The awards will be determined from the online vote, which runs through July 5. National Geographic will host the campaign at VoteYourPark.org and the public will be able to vote for up to five parks each day during the contest.
Voters will be eligible to enter a sweepstakes for a chance to win a trip to Yellowstone National Park, courtesy of National Geographic.
About the Watchtower
The Watchtower, a National Historic Landmark, is a 70-foot-high stone building on the South Rim of Grand Canyon National Park. It sits about 25 miles east of the Grand Canyon Village and attracts millions of visitors each year.
Famed architect Mary Colter designed the Desert View Watchtower, built in 1932. The tower was designed by Colter to represent prehistoric Indian towers across the Southwest. GCA said the work is especially significant because Colter worked closely with Hopi artists on the wall paintings inside the tower.
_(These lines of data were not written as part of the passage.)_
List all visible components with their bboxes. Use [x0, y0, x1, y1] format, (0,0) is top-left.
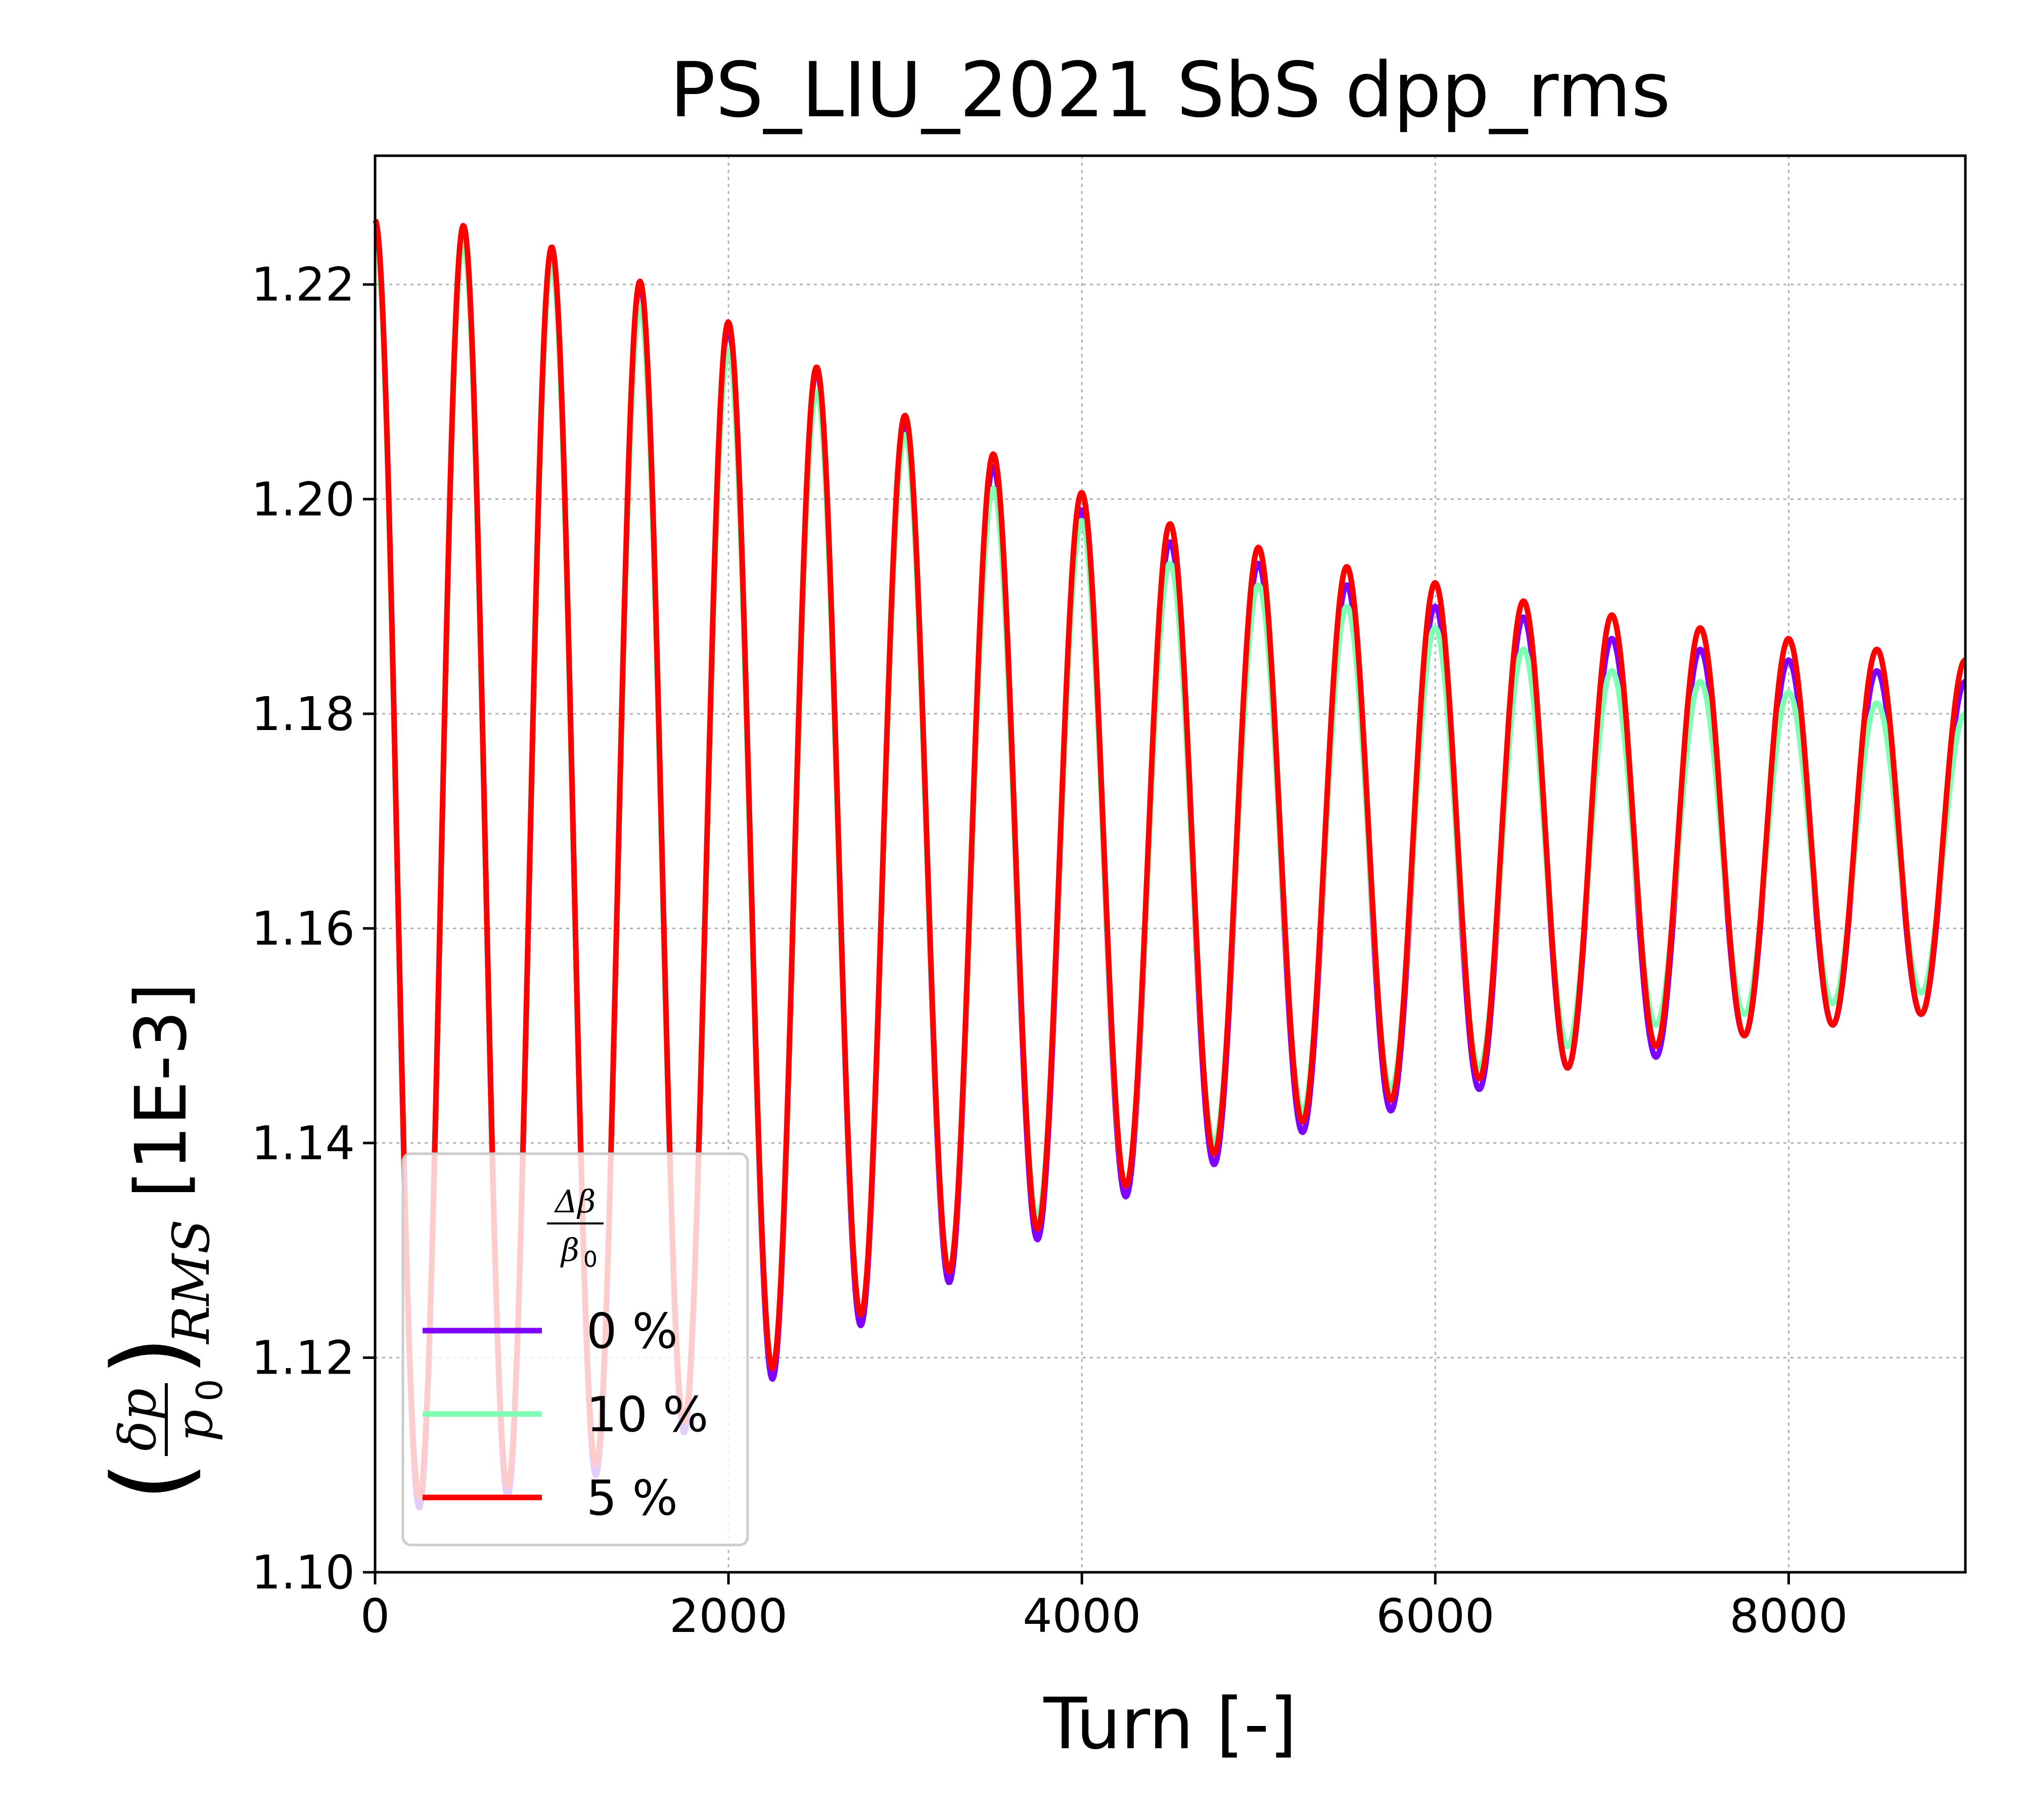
x-tick-label: 0: [360, 1589, 390, 1643]
y-tick-label: 1.10: [251, 1545, 355, 1600]
y-tick-label: 1.18: [251, 687, 355, 741]
grid: [375, 156, 1965, 1572]
legend-title-numerator: Δβ: [554, 1183, 596, 1220]
legend-label-2: 5 %: [586, 1471, 678, 1526]
chart-title: PS_LIU_2021 SbS dpp_rms: [670, 47, 1671, 134]
x-tick-label: 6000: [1376, 1589, 1494, 1643]
y-axis-label-paren-left: (: [91, 1461, 211, 1502]
y-axis-label-numerator: δp: [108, 1388, 167, 1451]
y-axis-label-denominator-subscript: 0: [189, 1379, 231, 1401]
y-tick-label: 1.22: [251, 258, 355, 312]
y-axis-label-subscript: RMS: [162, 1219, 221, 1345]
legend: Δβ β 0 0 % 10 % 5 %: [401, 1152, 749, 1546]
y-tick-label: 1.16: [251, 901, 355, 956]
legend-label-0: 0 %: [586, 1304, 678, 1359]
x-axis-label: Turn [-]: [1043, 1683, 1297, 1765]
legend-box: [401, 1152, 749, 1546]
y-tick-label: 1.12: [251, 1331, 355, 1385]
legend-label-1: 10 %: [586, 1387, 708, 1443]
ticks: 0 2000 4000 6000 8000 1.10 1.12 1.14 1.16 1.18 1.2…: [251, 258, 1848, 1643]
legend-entries: 0 % 10 % 5 %: [423, 1304, 708, 1526]
y-axis-label: ( δp p 0 ) RMS [1E-3]: [91, 983, 231, 1502]
series-line-2: [373, 218, 1967, 1500]
series-line-1: [373, 229, 1967, 1500]
legend-title-denominator: β: [560, 1232, 579, 1268]
x-tick-label: 2000: [669, 1589, 788, 1643]
y-axis-label-paren-right: ): [91, 1336, 211, 1376]
legend-title-denominator-subscript: 0: [583, 1247, 598, 1272]
x-tick-label: 8000: [1729, 1589, 1848, 1643]
plot-frame: [374, 154, 1967, 1574]
y-tick-label: 1.14: [251, 1116, 355, 1170]
y-axis-label-unit: [1E-3]: [120, 983, 203, 1198]
x-tick-label: 4000: [1023, 1589, 1141, 1643]
y-tick-label: 1.20: [251, 472, 355, 526]
series-layer: [373, 218, 1967, 1511]
y-axis-label-denominator: p: [165, 1409, 224, 1442]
Many of the murals illustrate elements and stories important in tribal culture.
The paintings are patterned after prehistoric pictographs and petroglyphs at a New Mexico archeological site that is now destroyed, leaving the tower as potentially the only surviving record of that early rock art.
The lower level houses a small bookstore and the upper floors offer visitors panoramic views of the Grand Canyon and Painted Desert. As visitors climb the steps, they are surrounded by murals that tell the stories of local Native Americans tribes.
GCA said preserving the Watchtower is critical, as water leaks damaged the tower and the murals painted inside. GCA said the leaks are fixed, but repairs are needed to preserve damaged murals and to guarantee the Watchtower remains open to the public.